Introducing concepts into concept teaching is only the first step. In order to make students understand concepts and form active consciousness, they must also be guided to correctly understand the nature and scope of concepts. To this end, we can take some specific methods in teaching:

1. Comparison and analogy

The characteristics of primary school mathematics knowledge are strong systematicness and close connection. However, due to the limitation of primary school students' thinking development level and acceptance ability, the teaching of some knowledge is often completed in several classes or semesters, which inevitably weakens the connection between knowledge to varying degrees. At a certain stage, we should systematically sort out some related concepts or laws, so that students can establish a network of knowledge in their minds and form a good cognitive structure. Especially in the middle and senior grades, students can be guided to classify concepts, clarify the connections and differences between concepts, and form a concept system.

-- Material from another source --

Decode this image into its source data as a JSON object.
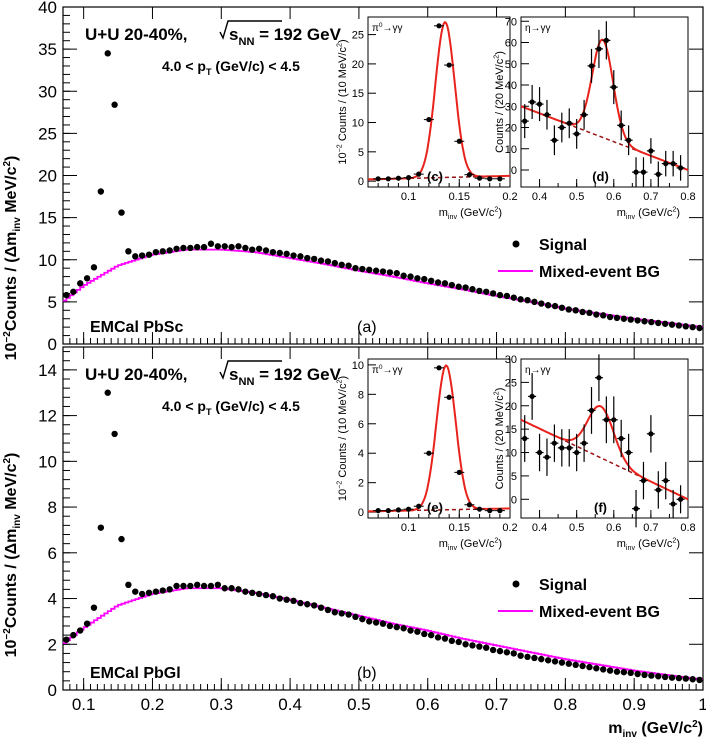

Through the comparison and analogy of several different concepts, students can find the similarities and differences more clearly, so as to remember them effectively. For example, when learning the two concepts "decimeter and millimeter", we can compare them with "meter and centimeter" to find out the difference between them, and deepen our understanding of the new concept through comparison, thus forming a clearer representation. It should be noted that when using comparison and analogy, we must pay attention to guiding students to clarify the differences between several concepts, clarify the connotation of the new concepts they have learned, and prevent similar concepts from being confused.

2. Appropriate use of counterexamples

Appropriate introduction of counterexample teaching in teaching can make the characteristics of new concepts more obvious and prominent, and also enable students to find mistakes in their thinking through positive and negative comparison, reflect and strengthen their memory. Using counterexamples to highlight the essence of concepts is to make students clear the extension of concepts, so as to deepen their understanding of the connotation of concepts. Any object with the essential attributes reflected by the concept must belong to the extension set of the concept, and the construction of counterexample is to let students find out the objects that do not belong to the extension set of the concept, which is obviously an important means in concept teaching. However, it must be noted that the selected counterexamples should properly prevent students' attention from being distracted by too many difficulties and deviations, and fail to achieve the purpose of highlighting the essential attributes of concepts.

3. Rational use of variants

If we only rely on some intuitive and perceptual materials for teaching, guiding students to learn concepts will produce some one-sidedness and narrowness because of the limitations of the materials themselves, which will affect students' accurate grasp and memory of concepts. And weaken students' correct understanding of the essential attributes of concepts. Therefore, in teaching, we should pay attention to using variants to reflect and describe the essential attributes of concepts from different angles and aspects. Generally speaking, variants include graphic variants, formula variants and letter variants.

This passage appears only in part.